Bagaimanapun, pada akhirnya bisnis AMPS yang dikelola oleh Metrosel memasuki tahun 2000-an akhirnya menemui "titik akhir"-nya. Pada tahun 2001, saham PT Centralindo, pemilik saham utama Metrosel beralih ke Bhakti Investama (perusahaan yang dimiliki oleh Hary Tanoesoedibjo) sebanyak 37%, setelah Bhakti membeli obligasi PT Centralindo di Chase Manhattan Bank. (Kemudian, saham Bhakti meningkat menjadi 100% dengan menggelontorkan dana US$ 35 juta).[10][11] Di tahun itu juga, kepemilikan saham Metrosel berubah: saham Asialink lenyap dan komposisi kepemilikan berganti menjadi PT Centralindo (64%), PT Djati Yudha Komunikatama (5%), Pusat Koperasi ABRI (1%) dan Yayasan Dana Pensiun Telkom (9,8%). Sementara itu, saham PT Telkom tetap.[12] Pada 8 Agustus 2003, PT Centralindo dan Telkom sepakat melakukan pertukaran saham: Telkom menjual seluruh sahamnya kepada PT Centralindo sebesar 20,17% (ditambah 14,20% saham Komselindo dan 100% saham Telesera) dengan biaya Rp 185,10 M, dan sebagai gantinya, PT Centralindo menyerahkan saham PT Indonusa Telemedia (penyelenggara TV kabel TelkomVision) sebesar 35% dan memberi hak untuk membeli 16,85% sahamnya di Pasifik Satelit Nusantara pada Telkom. Manajemen sendiri menyediakan dana sebesar Rp 900 M untuk menuntaskan transaksi ini.[13][14]

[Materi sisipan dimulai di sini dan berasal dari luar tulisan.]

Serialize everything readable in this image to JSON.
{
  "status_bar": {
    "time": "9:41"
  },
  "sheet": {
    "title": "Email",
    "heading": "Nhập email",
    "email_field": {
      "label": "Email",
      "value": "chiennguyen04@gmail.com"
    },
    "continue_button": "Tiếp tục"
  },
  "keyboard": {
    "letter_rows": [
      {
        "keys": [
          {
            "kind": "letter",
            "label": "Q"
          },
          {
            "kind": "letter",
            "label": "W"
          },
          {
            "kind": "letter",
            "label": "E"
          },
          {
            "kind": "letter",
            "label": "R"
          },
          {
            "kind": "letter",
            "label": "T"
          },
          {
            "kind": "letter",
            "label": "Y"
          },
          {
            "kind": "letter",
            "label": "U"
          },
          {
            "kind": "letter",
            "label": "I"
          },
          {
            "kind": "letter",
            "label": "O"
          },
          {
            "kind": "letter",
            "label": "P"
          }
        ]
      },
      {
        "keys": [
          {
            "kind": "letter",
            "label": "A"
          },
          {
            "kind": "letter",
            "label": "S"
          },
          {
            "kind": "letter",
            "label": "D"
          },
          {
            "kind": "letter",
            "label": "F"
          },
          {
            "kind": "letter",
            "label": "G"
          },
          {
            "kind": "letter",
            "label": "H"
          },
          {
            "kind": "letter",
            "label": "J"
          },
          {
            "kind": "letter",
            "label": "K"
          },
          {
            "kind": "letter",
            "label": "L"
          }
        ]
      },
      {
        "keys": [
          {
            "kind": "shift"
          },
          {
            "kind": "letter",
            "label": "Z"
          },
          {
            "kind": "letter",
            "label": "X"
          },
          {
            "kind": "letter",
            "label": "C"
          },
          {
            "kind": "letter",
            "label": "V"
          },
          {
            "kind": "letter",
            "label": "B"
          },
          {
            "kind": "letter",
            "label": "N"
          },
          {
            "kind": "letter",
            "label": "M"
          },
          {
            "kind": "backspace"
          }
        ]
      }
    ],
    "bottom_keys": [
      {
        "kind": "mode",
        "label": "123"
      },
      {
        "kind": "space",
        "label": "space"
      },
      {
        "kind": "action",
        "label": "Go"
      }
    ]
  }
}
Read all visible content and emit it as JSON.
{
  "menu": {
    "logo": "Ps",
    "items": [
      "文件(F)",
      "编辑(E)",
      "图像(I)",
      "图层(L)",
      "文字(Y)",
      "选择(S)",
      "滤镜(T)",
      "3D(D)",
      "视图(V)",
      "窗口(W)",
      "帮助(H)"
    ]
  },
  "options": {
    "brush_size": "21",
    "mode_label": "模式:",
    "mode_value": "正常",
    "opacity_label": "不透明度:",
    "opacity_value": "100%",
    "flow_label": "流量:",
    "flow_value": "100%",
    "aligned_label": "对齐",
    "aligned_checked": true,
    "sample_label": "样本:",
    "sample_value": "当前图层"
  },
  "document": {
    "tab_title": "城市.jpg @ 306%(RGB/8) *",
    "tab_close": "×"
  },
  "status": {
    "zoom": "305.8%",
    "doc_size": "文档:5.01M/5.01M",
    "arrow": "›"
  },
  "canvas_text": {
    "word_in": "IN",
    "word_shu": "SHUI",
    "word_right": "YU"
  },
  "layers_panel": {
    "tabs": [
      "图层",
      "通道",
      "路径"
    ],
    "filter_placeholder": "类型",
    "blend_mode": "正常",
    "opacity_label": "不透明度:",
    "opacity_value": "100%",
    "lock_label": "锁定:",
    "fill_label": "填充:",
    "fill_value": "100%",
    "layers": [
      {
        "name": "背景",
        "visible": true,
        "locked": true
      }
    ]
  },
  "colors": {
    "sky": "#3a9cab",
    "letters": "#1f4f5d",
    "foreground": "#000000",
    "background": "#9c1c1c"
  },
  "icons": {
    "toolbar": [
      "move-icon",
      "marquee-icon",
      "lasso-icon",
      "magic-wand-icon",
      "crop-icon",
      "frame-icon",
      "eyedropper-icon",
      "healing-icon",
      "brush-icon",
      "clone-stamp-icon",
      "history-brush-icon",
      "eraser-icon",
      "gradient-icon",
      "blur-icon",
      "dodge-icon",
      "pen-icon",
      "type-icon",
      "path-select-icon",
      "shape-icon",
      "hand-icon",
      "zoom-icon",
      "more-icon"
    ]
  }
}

Di bawah penguasaan manajemen baru, tampak bahwa mereka memutuskan untuk membangun merek baru dengan melanjutkan pembangunan jaringan CDMA yang disiapkan Metrosel (dan Komselindo). Perusahaan baru itu dikenal dengan nama Mobile-8 Telecom yang didirikan akhir 2002, dan sebagai persiapannya manajemen menjadikan tiga perusahaan komunikasi yang telah diakusisinya, yaitu Komselindo, Metrosel dan Telesera menjadi anak perusahaan Mobile-8.[15][16][17] Pada akhirnya, sebagai "penerus" Metrosel adalah Fren yang diluncurkan pada 8 Desember 2003 yang berbasis CDMA 2000 dengan modal awal salah satunya adalah bekas pelanggan AMPS Metrosel yang dipindah menjadi CDMA. Di kondisi terakhirnya (2003), Metrosel merupakan perusahaan dengan pelanggan AMPS terbesar di Indonesia, sebesar 51,788 (walaupun menurun dari 78,519 pada 2002) mengalahkan pesaingnya yang sempat unggul, Komselindo.[18] Sejak saat itu, Metrosel hanya menjadi anak perusahaan Mobile-8 yang tidak terlalu aktif, dan pada akhirnya, PT Metro Selular Nusantara dimerger dengan induknya, Mobile-8 pada 11 Juni 2007.[19]